PD-L1 testing was only performed on patients enrolled on the durvalumab arm.
PD-L1 results were available for 43 (63%) patients in the durvalumab arm. PD-L1 was not evaluated for patients on the docetaxel arm. Of the patients with known PD-L1 expression, 14 (33%) were classified as high (≥25%) and 29 (67%) were considered as having low expression (<25%).

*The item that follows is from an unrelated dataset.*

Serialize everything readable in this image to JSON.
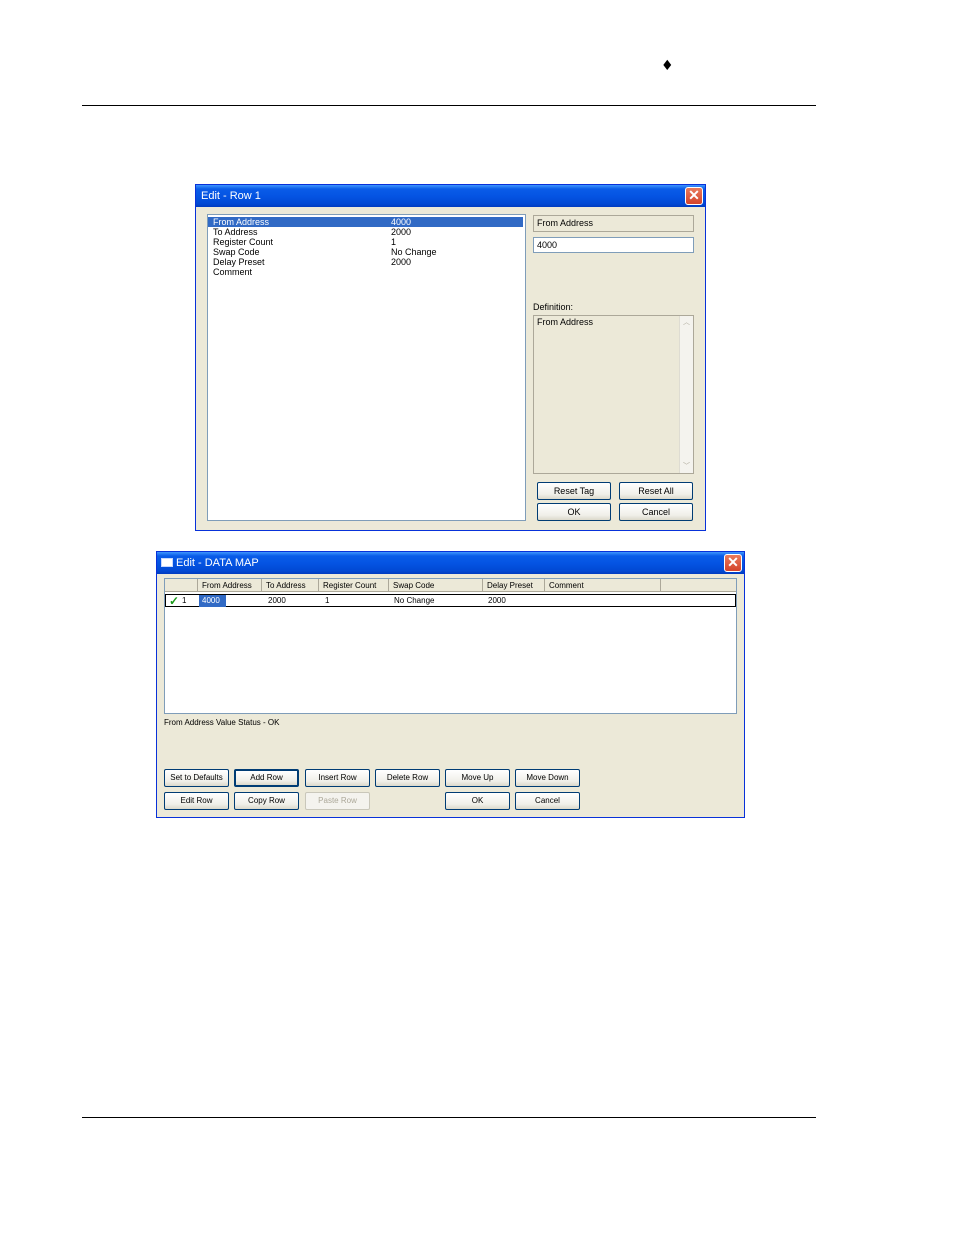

Gene alterations targeted in sub-studies open in the original version of the umbrella Lung-MAP included PI3K mutations (S1400B), cell cycle gene alterations (S1400C), and FGFR alterations (S1400D) and these were seen in a minority of patients included in the currently reported study. Patients who were eligible based on their biomarker profile for one of the sub studies but did not qualify based on other eligibility criteria, were able to be enroll in S1400A. Additional gene alterations and their frequencies were as previously reported4 and are included in Table 2.
Table 2.
Gene Alterations Detected on FMI NGS Screening
| N (%) (n=98) | |
|---|---|
| Other Sub-study Biomarker Eligible | |
| PI3K + (S1400B) | 3(3%) |
| CELL CYCLE GENE ALTERATION + (S1400C) | 0(0%) |
| FGFR + (S1400D) | 5(5%) |
| Tumor Mutation Burden Score (N=68) ** | |
| Median | 10.88 |
| Range | 1.21–59.25 |
| Interquartile Range | 4.84–15.72 |
| <10 | 28(48%) |
| ≥10 | 30(52%) |
| Not Evaluable | 10(15%) |
| Other Concomitant Gene Alterations | |
| Short Variants | |
| TP53 | 87(89%) |
| MLL2 | 20(20%) |
| CDKN2A | 18(18%) |
| NFE2L2 | 15(15%) |
| ARID1A | 11(11%) |
| LRP1B, PTEN | 10(10%) |
| RB1 | 9(9%) |
| BRCA2, FBXW7 | 6(6%) |
| CREBBP, NF1, SETD2 | 5(5%) |
| APC, ASXL1, PBRM1, PIK3CA, SMARCA4, STK11 | 4(4%) |
| CDK12, KRAS, NOTCH1, PALB2, PTCH1, SPEN, TSC2, WT1 | 3(3%) |
| ARID2, ATM, ATRX, BAP1, BRAF, BRIP1, CASP8, CIC, EGFR, ERBB4, KEAP1, MLH1, MYST3, NCOR1, PIK3R1, RAD51 | 2(2%) |
| ABL1, ATR, AXL, BCORL1, CTNNB1, DNMT3A, EP300, EPHA3, EPHA5, EPHB1, ERBB2, FAT3, FGFR2, FGFR3, GNAQ, HGF, IKZF1, IL7R, KDM5A, KDM5C, KDM6A, KIT, MAP3K1, MED12, MUTYH, MYCN, NOTCH2, NOTCH3, PARP4, PDGFRA, PPP2R1A, PRKDC, RAD50, RAD51C, RNF43, RUNX1, RUNX1T1, TBX3, TET2, TNFAIP3, TRRAP, TSC1 | 1(1%) |
| Copy Number Alterations | |
| SOX2 | 25(26%) |
| PIK3CA | 17(17%) |
| CDKN2A | 16(16%) |
| CDKN2B, FGF12 | 14(14%) |
| CRKL, LRP1B, PTEN | 5(5%) |
| EGFR, FGF10, MYC, MYST3 | 4(4%) |
| FGFR1, NFKBIA, REL, RICTOR, ZNF703 | 3(3%) |
| AKT2, BCL2L2, HGF, JAK2, KDR, KIT, MEN1, NKX2–1, PDGFRA, SRC | 2(2%) |
| AKT1, AKT3, ARFRP1, AURKA, AURKB, CCNE1, CDK6, CTNNA1, EPHB1, ERBB2, GNAS, IRS2, KDM5A, KDM6A, KRAS, MAP2K4, MCL1, MDM2, MET, NF1, PBRM1, RB1, RET, RPTOR, STK11 | 1(1%) |
| Rearrangements | |
| LRP1B | 5(5%) |
| MLL2 | 3(3%) |
| CDKN2A, CTNNA1, EGFR, NF1, PTEN, STK11 | 1(1%) |
TMB was only evaluated on the durvalumab arm (n=68).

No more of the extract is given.